Para ser el Don Caralampio que yo buscaba tenía que ir vestido como Fray Tuck,
pero con una enorme tonsura y por debajo de eso su cabello plateado tenía que
rozar sus hombros. También tenía que tener una barba larga y plateada. Y al
caminar, debía de cojear un poquito. Y aunque dicen las malas lenguas que la
mayoría de los cojos tienen malas pulgas, este hombre siempre estaba de buen
humor. Y esta alma tenía que tener y tenía un aura de un azul cielo y un oro liquido que la hacía agradable de ver.
Yo
deje a mis compañeros un poco detrás y me adelanté para poder hablar con Don
Caralampio en privado. Para mí, ya era suficiente problema tener que llevar a
Alpin a conocer a la que podría convertirse en su futura esposa. Lo de hacer el
camino en ese momento era una complicación añadida. Se trata de un viaje
espiritual, que hay que emprender en serio y conociendo a Alpin yo me sentía
como si estuviese participando en algo irrespetuoso.
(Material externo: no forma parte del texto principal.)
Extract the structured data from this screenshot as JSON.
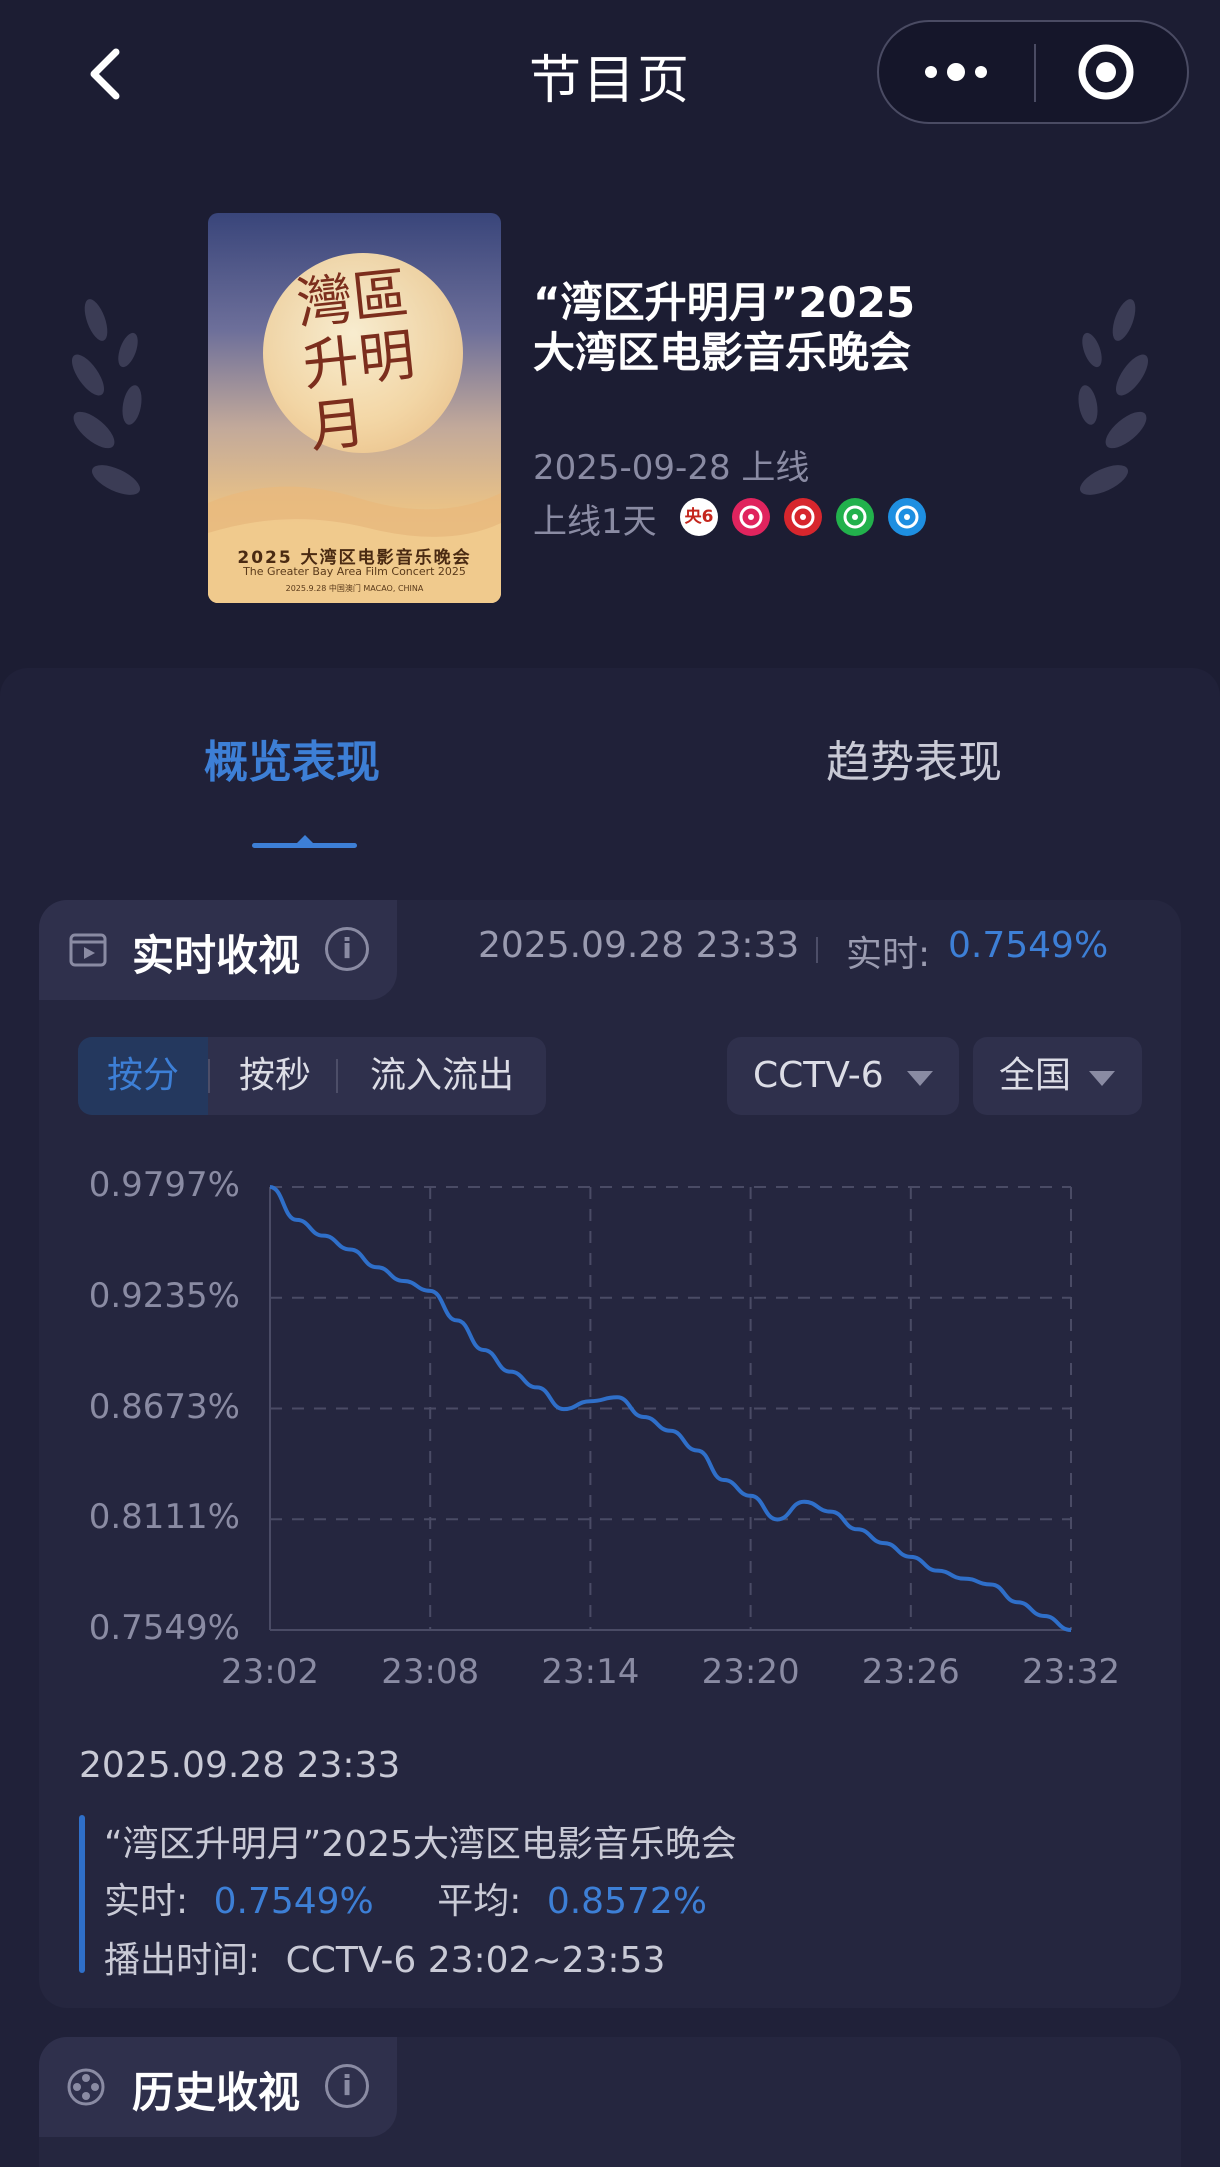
{
  "header": {
    "title": "节目页"
  },
  "program": {
    "title_line1": "“湾区升明月”2025",
    "title_line2": "大湾区电影音乐晚会",
    "launch_date": "2025-09-28 上线",
    "days_online": "上线1天",
    "channel_logos": [
      {
        "name": "cctv6-logo",
        "text": "央6",
        "color": "#c4261d"
      },
      {
        "name": "shenzhen-tv-logo",
        "text": "",
        "color": "#e0245e"
      },
      {
        "name": "guangdong-tv-logo",
        "text": "",
        "color": "#d7262d"
      },
      {
        "name": "iqiyi-logo",
        "text": "",
        "color": "#22b14c"
      },
      {
        "name": "youku-logo",
        "text": "",
        "color": "#1e8fe1"
      }
    ],
    "poster": {
      "calligraphy": "灣區升明月",
      "caption_main": "2025 大湾区电影音乐晚会",
      "caption_en": "The Greater Bay Area Film Concert 2025",
      "caption_date": "2025.9.28 中国澳门 MACAO, CHINA"
    }
  },
  "tabs": [
    {
      "label": "概览表现",
      "active": true
    },
    {
      "label": "趋势表现",
      "active": false
    }
  ],
  "realtime": {
    "section_title": "实时收视",
    "timestamp": "2025.09.28 23:33",
    "label": "实时:",
    "value": "0.7549%",
    "segments": [
      "按分",
      "按秒",
      "流入流出"
    ],
    "active_segment": "按分",
    "channel_filter": "CCTV-6",
    "region_filter": "全国"
  },
  "chart_data": {
    "type": "line",
    "yticks": [
      "0.9797%",
      "0.9235%",
      "0.8673%",
      "0.8111%",
      "0.7549%"
    ],
    "xticks": [
      "23:02",
      "23:08",
      "23:14",
      "23:20",
      "23:26",
      "23:32"
    ],
    "ylim": [
      0.7549,
      0.9797
    ],
    "series": [
      {
        "color": "#2f6fc9",
        "x": [
          "23:02",
          "23:03",
          "23:04",
          "23:05",
          "23:06",
          "23:07",
          "23:08",
          "23:09",
          "23:10",
          "23:11",
          "23:12",
          "23:13",
          "23:14",
          "23:15",
          "23:16",
          "23:17",
          "23:18",
          "23:19",
          "23:20",
          "23:21",
          "23:22",
          "23:23",
          "23:24",
          "23:25",
          "23:26",
          "23:27",
          "23:28",
          "23:29",
          "23:30",
          "23:31",
          "23:32"
        ],
        "values": [
          0.9797,
          0.963,
          0.955,
          0.948,
          0.939,
          0.932,
          0.927,
          0.912,
          0.897,
          0.886,
          0.878,
          0.867,
          0.871,
          0.873,
          0.863,
          0.856,
          0.846,
          0.831,
          0.823,
          0.811,
          0.82,
          0.815,
          0.806,
          0.799,
          0.792,
          0.785,
          0.781,
          0.778,
          0.769,
          0.762,
          0.7549
        ]
      }
    ],
    "grid": true
  },
  "tooltip": {
    "time": "2025.09.28 23:33",
    "program_name": "“湾区升明月”2025大湾区电影音乐晚会",
    "realtime_label": "实时:",
    "realtime_value": "0.7549%",
    "avg_label": "平均:",
    "avg_value": "0.8572%",
    "airtime_label": "播出时间:",
    "airtime_value": "CCTV-6 23:02~23:53"
  },
  "history": {
    "section_title": "历史收视"
  }
}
Para los humanos hay dos
maneras de ir de peregrinación y obtener el certificado de haber completado el
viaje con éxito. Los auténticos creyentes obtienen un certificado muy especial
al final del viaje, que les proporciona beneficios espirituales. Los peregrinos
que no son estrictamente creyentes también pueden obtener un certificado, de
otro tipo, si han emprendido el viaje buscando iluminación espiritual, aunque
sea por sus razones personales. Yo pensaba que las razones de Alpin para querer
realizar este viaje no le darían derecho ni a este segundo documento. Así que
me sentía como un hipócrita o algo peor al tener que hablar con Don Caralampio.
“¿Eres
el muchacho FitzOberon? Don Alonso ya te habrá dado tu pasaporte. ¿Vienes a por
el primer sello?” preguntó Don Caralampio. “Don Alonso dijo que vendrías.”
“No
me lo merezco,” dije. “No puedo concentrarme en nada serio ahora mismo. Tengo
que llevar a toda esta comitiva al fin del mundo y esto está minando mi
cordura. Además, todos esos que hay ahí atrás, incluyendo a la nevera, van a
pedirle un pasaporte y el primer sello. Les he intentado explicar que no íbamos
a conseguir nada de eso, porque hacer el camino sólo va a complicar este viaje
conflictivo que hemos de hacer. Al final les he traído hasta aquí engañados
porque no podía seguir discutiendo. No daba más de mí, así que les dije, vale,
haremos el camino, pero no lo dije en serio.”
“¿Y
por qué no han de conseguir lo que buscan? Tú les has traído hasta aquí. Ya van
de camino.”
“Yo
no sé si entienden bien de qué va el camino.”
“¿Lo
entiendes tú?” me preguntó Don Caralampio.
“Dime, hijo, ¿estás al borde de un ataque de nervios? Ese es el único
problema que yo veo aquí.”
“Créame,
usted no quiere ver el problema que traigo conmigo,” dije yo, cada vez con
menos ganas de contarle quién era Alpin.
“Esto
no es sobre comienzos. Es sobre finales. Es sobre cuando has alcanzado tu meta.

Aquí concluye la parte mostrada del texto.